The meeting, under a searing
borderlands sun, was a new piece of the highly
personal political theater that young immigrants
have used to dramatize their support for a bill in
the Senate to overhaul the immigration system. Hours
before the encounter here, President Obama spoke at
the White House to urge Congress to move quickly to
pass the bill. Suggesting the growing influence of
the youth movement in the debate, the president
framed his remarks — both literally and politically
— with Dreamers.
A young woman from Nigeria, Tolu
Olubunmi, introduced him, and during his speech he
singled out another young immigrant, Diego Sanchez
from Argentina. Evoking the sympathetic narrative of
young people who found themselves in this country
illegally after coming as children, Mr. Obama said
opponents of the legislation had no rationale for
blocking them from a path to citizenship.
“This is not an abstract debate,”
Mr. Obama said. “This is about incredible young
people who understand themselves to be Americans,
who have done everything right but have still been
hampered in achieving their American dream.”
Organizers of the Nogales reunion
said it was a coincidence that it happened on the
day of the president’s speech, since they had been
raising funds for the parents’ airplane tickets for
two months.
“This is not about the president,”
said Carolina Canizales, a leader of United We
Dream, the national group that organized the family
meeting. “Today is about reunifying families and
what that really looks like to us.”
Following a prearranged plan, just
before 10 a.m. the parents and their children
approached, from opposite sides, a section of the
fence on the edge of Nogales where the poles are set
a few inches apart. After deportation, the parents
cannot enter the United States, and the young people
— who traveled to the border from Seattle, Boston
and Orlando, Fla. — do not have legal status that
would allow them to leave and return.
Reaching their arms through,
parents and children embraced, wept and laughed.
The mother of Renata Teodoro, 25,
passed family photos to her, as well as a soccer
T-shirt from Rio de Janeiro and a letter from a
younger sister who also returned to Brazil when the
mother was deported six years ago. Ms. Teodoro, who
had come from Boston, gave her mother a bottle of
nail polish, a joke between them, and displayed the
card showing that she had received a deportation
deferral under a program Mr. Obama started last year
— her first official immigration document.
Her mother, Gorete Borges Teodoro,
52, was overwhelmed with emotion, but quickly
reverted to maternal mode.
“I pray for you guys to get the
papers, go to college,” Mrs. Teodoro said in
English. Her daughter said she had arrived in the
United States when she was 6 years old and had
refused to return to Brazil with her mother in order
to finish her undergraduate studies at the
University of Massachusetts, Boston. Mrs. Teodoro
was ordered deported after her husband’s asylum
petition was denied.
The mother of another young
immigrant, Carlos Padilla, 21, from Seattle, said
she was “glad and sad at the same time: glad to be
here next to him, sad because the fence is between
us.” Mr.
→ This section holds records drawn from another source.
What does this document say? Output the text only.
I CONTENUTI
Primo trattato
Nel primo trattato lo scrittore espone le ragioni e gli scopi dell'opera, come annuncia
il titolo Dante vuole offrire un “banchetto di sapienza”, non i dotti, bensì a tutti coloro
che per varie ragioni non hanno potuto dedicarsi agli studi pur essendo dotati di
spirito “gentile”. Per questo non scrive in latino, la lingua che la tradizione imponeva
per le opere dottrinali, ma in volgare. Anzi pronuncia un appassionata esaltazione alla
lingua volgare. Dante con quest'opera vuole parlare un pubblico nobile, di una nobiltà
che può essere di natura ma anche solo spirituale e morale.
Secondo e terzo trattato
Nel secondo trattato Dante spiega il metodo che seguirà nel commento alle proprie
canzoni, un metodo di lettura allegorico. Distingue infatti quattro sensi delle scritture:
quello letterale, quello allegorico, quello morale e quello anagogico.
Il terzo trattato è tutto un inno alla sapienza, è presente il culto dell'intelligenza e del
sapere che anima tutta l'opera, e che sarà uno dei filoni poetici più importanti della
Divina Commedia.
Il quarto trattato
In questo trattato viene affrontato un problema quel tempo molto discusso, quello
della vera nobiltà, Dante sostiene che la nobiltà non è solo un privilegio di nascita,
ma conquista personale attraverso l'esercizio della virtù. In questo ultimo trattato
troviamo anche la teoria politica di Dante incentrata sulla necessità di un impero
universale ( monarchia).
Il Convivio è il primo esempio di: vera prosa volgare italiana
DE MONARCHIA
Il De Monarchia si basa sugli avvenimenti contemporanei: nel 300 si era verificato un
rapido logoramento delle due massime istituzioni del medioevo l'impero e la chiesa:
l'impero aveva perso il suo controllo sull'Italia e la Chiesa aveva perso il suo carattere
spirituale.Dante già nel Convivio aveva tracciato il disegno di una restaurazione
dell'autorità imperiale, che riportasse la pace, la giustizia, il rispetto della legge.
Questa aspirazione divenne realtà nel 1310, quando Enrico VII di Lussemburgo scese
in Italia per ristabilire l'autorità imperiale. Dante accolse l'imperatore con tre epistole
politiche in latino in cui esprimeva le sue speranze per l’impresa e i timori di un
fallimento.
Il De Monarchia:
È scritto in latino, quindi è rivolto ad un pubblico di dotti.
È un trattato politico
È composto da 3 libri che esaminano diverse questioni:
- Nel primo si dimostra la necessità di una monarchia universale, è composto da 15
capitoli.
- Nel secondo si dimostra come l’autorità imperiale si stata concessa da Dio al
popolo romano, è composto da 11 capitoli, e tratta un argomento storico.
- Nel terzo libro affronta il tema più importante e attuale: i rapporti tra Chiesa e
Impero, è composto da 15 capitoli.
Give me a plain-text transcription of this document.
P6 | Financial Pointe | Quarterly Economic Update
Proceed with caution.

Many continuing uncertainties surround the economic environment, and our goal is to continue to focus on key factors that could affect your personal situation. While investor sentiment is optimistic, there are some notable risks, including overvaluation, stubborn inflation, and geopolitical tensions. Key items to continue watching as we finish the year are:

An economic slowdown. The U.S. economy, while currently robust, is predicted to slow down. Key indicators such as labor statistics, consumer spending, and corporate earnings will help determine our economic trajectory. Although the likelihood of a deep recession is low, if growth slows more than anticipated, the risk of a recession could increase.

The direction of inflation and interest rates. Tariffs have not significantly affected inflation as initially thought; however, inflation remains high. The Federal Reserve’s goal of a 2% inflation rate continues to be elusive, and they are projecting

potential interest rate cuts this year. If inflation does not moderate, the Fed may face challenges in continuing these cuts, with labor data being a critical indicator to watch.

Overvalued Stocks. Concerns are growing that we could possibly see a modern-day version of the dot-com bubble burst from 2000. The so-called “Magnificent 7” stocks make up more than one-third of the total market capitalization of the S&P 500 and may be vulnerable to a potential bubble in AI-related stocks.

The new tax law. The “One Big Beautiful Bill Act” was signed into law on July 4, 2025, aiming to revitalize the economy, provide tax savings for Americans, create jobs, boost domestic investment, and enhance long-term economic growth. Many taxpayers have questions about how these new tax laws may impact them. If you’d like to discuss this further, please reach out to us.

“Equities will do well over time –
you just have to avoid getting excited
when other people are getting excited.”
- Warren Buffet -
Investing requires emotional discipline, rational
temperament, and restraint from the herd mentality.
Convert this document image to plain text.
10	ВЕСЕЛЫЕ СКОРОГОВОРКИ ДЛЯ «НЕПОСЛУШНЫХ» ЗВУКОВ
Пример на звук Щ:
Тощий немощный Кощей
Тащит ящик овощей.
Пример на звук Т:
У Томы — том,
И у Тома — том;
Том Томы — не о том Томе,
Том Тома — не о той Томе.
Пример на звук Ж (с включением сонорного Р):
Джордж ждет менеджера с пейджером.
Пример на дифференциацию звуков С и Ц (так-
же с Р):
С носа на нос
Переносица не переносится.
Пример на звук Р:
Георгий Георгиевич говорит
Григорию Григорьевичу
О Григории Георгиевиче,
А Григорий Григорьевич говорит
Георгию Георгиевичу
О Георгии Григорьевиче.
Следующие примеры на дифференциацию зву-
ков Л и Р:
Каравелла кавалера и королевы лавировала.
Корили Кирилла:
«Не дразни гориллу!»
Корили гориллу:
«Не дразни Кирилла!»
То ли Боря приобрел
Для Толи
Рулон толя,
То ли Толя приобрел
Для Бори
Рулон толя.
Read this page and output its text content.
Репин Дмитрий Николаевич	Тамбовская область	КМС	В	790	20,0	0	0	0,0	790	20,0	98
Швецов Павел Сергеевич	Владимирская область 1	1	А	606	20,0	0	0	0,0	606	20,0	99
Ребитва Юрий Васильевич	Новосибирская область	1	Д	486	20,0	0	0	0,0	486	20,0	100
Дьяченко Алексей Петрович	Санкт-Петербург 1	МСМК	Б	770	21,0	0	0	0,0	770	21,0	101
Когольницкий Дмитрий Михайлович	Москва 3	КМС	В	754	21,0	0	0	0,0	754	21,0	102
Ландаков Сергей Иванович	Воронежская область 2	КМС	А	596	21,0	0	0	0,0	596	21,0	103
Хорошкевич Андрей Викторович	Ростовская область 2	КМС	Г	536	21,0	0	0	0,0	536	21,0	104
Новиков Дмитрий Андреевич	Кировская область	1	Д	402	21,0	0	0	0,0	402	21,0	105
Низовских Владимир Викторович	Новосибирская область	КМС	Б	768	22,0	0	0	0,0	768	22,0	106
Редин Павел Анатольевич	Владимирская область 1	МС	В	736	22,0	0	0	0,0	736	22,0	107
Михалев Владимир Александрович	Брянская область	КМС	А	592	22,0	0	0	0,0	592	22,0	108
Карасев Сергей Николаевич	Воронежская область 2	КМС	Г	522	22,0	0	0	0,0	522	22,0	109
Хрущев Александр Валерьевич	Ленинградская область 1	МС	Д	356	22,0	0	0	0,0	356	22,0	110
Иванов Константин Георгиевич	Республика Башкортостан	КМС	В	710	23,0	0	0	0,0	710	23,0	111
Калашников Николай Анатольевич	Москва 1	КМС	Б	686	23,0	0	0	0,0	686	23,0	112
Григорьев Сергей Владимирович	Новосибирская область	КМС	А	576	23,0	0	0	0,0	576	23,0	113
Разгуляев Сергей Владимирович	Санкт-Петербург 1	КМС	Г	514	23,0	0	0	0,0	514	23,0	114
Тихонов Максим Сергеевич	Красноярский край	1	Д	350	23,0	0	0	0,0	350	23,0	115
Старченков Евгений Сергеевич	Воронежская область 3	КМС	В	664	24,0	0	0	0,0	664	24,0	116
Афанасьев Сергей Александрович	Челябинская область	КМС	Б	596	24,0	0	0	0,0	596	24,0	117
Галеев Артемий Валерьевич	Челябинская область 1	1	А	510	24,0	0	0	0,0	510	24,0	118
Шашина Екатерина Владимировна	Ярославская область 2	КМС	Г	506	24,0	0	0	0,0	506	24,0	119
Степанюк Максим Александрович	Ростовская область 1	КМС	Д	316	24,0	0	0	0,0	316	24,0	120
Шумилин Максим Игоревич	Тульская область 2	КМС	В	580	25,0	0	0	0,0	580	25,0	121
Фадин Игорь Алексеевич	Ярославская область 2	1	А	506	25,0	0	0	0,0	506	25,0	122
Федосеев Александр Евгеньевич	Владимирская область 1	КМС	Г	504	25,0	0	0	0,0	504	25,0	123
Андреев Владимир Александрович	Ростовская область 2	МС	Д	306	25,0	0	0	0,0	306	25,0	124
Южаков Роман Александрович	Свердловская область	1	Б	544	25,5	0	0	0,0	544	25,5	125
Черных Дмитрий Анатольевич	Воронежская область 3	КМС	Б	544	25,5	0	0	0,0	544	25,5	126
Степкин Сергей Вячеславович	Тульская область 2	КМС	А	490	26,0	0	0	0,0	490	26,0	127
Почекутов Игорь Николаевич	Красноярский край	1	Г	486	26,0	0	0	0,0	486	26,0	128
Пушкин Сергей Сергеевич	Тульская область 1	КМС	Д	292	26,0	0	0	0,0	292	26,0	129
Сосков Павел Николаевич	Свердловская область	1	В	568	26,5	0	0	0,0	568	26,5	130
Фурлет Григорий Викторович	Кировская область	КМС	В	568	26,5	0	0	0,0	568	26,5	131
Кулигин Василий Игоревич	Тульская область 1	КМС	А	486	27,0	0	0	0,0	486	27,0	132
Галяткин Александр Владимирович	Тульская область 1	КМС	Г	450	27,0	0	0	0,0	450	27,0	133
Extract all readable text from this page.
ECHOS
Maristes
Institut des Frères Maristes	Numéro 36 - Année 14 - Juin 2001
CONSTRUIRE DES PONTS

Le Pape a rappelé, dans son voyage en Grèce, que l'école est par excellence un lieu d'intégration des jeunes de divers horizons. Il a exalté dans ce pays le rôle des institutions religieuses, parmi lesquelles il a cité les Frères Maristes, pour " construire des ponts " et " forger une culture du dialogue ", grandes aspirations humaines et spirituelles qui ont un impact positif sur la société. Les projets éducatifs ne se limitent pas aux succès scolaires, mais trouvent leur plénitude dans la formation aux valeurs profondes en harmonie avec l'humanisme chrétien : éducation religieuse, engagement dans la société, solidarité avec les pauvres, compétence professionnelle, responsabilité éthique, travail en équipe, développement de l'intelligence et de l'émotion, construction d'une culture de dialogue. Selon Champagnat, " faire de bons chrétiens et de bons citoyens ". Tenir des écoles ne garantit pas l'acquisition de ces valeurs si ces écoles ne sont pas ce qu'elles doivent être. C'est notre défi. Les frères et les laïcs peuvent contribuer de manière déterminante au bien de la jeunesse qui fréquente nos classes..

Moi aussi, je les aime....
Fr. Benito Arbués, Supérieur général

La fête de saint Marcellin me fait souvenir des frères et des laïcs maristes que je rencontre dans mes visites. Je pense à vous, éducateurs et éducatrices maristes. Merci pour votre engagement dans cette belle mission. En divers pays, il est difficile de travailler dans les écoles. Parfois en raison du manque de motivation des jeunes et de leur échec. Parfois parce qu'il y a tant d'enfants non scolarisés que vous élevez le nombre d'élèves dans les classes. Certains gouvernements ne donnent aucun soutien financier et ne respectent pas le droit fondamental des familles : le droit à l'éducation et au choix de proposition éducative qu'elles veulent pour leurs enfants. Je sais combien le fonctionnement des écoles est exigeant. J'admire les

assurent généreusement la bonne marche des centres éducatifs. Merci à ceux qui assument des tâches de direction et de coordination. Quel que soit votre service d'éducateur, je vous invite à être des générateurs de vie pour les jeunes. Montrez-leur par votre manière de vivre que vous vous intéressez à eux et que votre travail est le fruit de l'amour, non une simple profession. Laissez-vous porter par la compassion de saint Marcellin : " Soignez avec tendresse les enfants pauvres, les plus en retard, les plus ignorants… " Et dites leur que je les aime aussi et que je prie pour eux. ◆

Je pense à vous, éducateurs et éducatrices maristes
Padilla said his mother, Josefina Hernandez
Madrigal, went to Mexico in 2008 to take care of
ailing relatives and had not been able to obtain a
visa to re-enter the United States.
A Border Patrol vehicle parked
nearby, and an officer stayed to observe but did not
intervene.
The Senate bill would offer
significant gains for young immigrants like those in
Nogales, but not for their parents. It includes a
version of the Dream Act, the measure from which the
young immigrants take their name, which would give
them an expedited five-year pathway to American
citizenship. Young immigrants like Ms. Teodoro and
Mr. Padilla who had received deportation deferrals
would have a faster application process for
provisional status, the first step along that
pathway.
The Senate bill would also allow
some deportees to return to the United States,
including children, spouses or parents of United
States citizens or legal permanent residents, and
youths who would have been eligible for the Dream
Act. It does not have any measure allowing the
return of deported parents of unauthorized
immigrants. Several Republican senators have raised
strong objections to any return of deportees, and
that provision is considered one of the most
endangered in the floor debate.
According to a recent study by
Colorlines, a news Web site focusing on racial
issues, about 205,000 people who were deported
between 2010 and 2012 had children who were American
citizens and living in this country. There are no
solid estimates of the number of deportees’ children
who are not citizens.
Ms. Teodoro said the re-encounter
with her mother was frustrating. “When you get
awards, you graduate from high school, it makes me a
little angry to have to show her these through the
fence,” she said. “Really angry, actually.”